Scholz will‘s noch billiger

Begründet wird das alles wie üblich mit der Sicherung von Standorten und Arbeitsplätzen im internationalen Konkurrenzkampf und natürlich mit den Verwerfungen durch den und den Lehren aus dem russischen Angriffskrieg. Zitat: „Der Energiepreisschock gefährdet akut Deutschlands Wohlstand und seine starke industrielle Basis.“ Um Wladimir Putin zu begegnen, ist bekanntlich jedes Mittel recht. Allerdings hatte Bundeskanzler Olaf Scholz (SPD) schon lange vor dem Ukraine-Krieg, nämlich im Juni 2021, damals noch als Bundesfinanzminister, das Ziel eines Industriestrompreises ausgegeben und dieses sogar mit vier Cent pro kWh beziffert. Man fragt sich, ob sich das so einfach hätte durchsetzen lassen, allein mit dem Argument Energiewende und den Herausforderungen, die sich der Industrie dadurch stellen. Heute, mit dem „bösen Iwan“ im Nacken, geht das sehr viel leichter.
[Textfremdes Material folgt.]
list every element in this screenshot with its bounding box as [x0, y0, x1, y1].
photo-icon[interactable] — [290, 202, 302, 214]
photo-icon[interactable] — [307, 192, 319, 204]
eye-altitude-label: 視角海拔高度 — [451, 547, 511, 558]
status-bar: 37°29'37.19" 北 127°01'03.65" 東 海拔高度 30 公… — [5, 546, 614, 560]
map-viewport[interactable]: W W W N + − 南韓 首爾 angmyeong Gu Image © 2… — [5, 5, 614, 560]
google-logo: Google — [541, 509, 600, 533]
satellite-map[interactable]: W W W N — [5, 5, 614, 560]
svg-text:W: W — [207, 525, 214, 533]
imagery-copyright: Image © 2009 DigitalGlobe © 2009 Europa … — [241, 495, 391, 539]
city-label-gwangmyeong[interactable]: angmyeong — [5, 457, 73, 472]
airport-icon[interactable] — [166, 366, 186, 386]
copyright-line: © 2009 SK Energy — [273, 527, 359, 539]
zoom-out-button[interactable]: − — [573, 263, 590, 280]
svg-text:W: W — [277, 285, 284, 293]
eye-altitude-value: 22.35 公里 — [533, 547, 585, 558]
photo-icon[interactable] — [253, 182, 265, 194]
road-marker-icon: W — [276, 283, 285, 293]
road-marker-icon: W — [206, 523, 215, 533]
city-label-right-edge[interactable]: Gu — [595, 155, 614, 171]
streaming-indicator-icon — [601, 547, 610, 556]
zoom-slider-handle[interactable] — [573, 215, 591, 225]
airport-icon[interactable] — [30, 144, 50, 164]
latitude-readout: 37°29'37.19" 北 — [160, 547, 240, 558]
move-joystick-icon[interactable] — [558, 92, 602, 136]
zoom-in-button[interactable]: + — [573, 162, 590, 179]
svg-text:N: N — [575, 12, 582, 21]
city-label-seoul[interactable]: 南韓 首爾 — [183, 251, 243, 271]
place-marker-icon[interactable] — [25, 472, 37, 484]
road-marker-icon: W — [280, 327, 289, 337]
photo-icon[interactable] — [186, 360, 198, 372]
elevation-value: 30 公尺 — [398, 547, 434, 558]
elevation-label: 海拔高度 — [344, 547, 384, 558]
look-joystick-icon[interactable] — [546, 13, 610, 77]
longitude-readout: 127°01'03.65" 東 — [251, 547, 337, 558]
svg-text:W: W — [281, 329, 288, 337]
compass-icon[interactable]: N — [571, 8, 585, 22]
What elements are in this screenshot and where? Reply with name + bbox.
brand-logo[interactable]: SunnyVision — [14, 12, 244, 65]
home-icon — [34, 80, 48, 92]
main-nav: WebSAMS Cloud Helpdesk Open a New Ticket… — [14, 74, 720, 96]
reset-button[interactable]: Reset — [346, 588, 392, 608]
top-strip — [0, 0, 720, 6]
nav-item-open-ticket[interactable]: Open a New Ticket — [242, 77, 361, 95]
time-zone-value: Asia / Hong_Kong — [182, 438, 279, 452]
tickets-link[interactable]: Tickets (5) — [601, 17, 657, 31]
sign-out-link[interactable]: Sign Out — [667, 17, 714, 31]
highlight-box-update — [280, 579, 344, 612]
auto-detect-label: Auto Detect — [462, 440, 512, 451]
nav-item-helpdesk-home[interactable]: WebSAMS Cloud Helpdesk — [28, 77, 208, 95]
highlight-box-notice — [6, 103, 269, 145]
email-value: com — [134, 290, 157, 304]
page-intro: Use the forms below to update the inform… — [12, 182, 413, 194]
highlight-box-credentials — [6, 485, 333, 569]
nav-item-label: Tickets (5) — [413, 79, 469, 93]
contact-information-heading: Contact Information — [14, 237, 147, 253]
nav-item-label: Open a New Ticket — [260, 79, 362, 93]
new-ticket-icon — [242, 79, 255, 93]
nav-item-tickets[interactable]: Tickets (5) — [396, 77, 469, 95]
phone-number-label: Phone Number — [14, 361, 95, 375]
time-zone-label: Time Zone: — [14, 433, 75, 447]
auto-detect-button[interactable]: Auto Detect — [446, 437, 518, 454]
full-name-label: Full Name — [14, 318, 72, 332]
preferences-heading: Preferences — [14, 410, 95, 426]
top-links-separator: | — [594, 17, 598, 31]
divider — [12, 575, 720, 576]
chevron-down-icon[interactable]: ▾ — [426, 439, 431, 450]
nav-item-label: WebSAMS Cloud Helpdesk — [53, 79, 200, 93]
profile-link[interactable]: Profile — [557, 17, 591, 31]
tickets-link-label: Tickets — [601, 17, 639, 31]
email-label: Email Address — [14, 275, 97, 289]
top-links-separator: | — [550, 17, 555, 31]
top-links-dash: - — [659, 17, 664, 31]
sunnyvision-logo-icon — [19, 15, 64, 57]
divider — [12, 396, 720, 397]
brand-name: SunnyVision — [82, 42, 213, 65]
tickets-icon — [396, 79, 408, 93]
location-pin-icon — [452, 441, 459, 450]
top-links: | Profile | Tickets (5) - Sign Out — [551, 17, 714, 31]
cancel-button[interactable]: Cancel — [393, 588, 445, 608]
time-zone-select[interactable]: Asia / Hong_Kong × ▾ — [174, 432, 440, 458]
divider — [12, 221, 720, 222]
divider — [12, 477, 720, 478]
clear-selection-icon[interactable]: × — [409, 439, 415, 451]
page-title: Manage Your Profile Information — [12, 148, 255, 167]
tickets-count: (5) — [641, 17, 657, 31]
Aber warum druckst Scholz aktuell beim Thema so herum? Auf Habecks Vorstoß angesprochen, wich er am Wochenende bei einem Besuch in Kenia den Fragen aus. „Es gibt heute schon Gegenden, in denen die Stromproduktion so billig ist, wie sie sein muss, sodass industrielle Prozesse auch im globalen Wettbewerb mit diesem Strom ohne Subvention betrieben werden können“, bemerkte er. Vier Cent – ohne Subvention? Macht Scholz Witze, will er sich durch Habeck nicht die Show stehlen oder sich nicht schon wieder durch seine Koalitionspartner durch die Manege treiben lassen? Auf seine sogenannte „Zurückhaltung“ sollte man jedenfalls nicht allzu viel geben. Die Konsequenzen seines „Zauderns“ beim Liefern von Kriegsgerät in die Ukraine sind hinlänglich bekannt.

Gewerkschaften begeistert

Und dass sich seine SPD als Bremser beim Bremsen betätigt – womöglich gar aus sozialen Erwägungen und Gerechtigkeitsempfinden –, steht auch nicht zu erwarten. Vor einer Woche erst hatte der Co-Parteivorsitzende Lars Klingbeil im Handelsblatt einen staatlich verbilligten Strompreis für die Industrie „innerhalb der nächsten zwölf Monate“ versprochen. Dafür hatte er unlängst auch bei Volkswagen in Wolfsburg die Werbetrommel gerührt. „Das wird helfen, durch eine Phase zu kommen, wo viele energiepolitische Umbrüche sind.“ Wobei er Habeck noch rechts überholt und eine Phase von zehn bis 15 Jahren erwägt, als Übergang zur Digitalisierung und Klimaneutralität. Denn „am Ende kommt es wieder dem Steuerzahler zugute, wenn wir hier starke Industrie haben, die auch Steuern hier bezahlt“. Kennt man ja: Beglücke die Wirtschaft mit allem, was geht, und schaue zu, wie sich Belegschaften in Luft auflösen, Managergehälter explodieren und Milliardenprofite in Steueroasen verschwinden.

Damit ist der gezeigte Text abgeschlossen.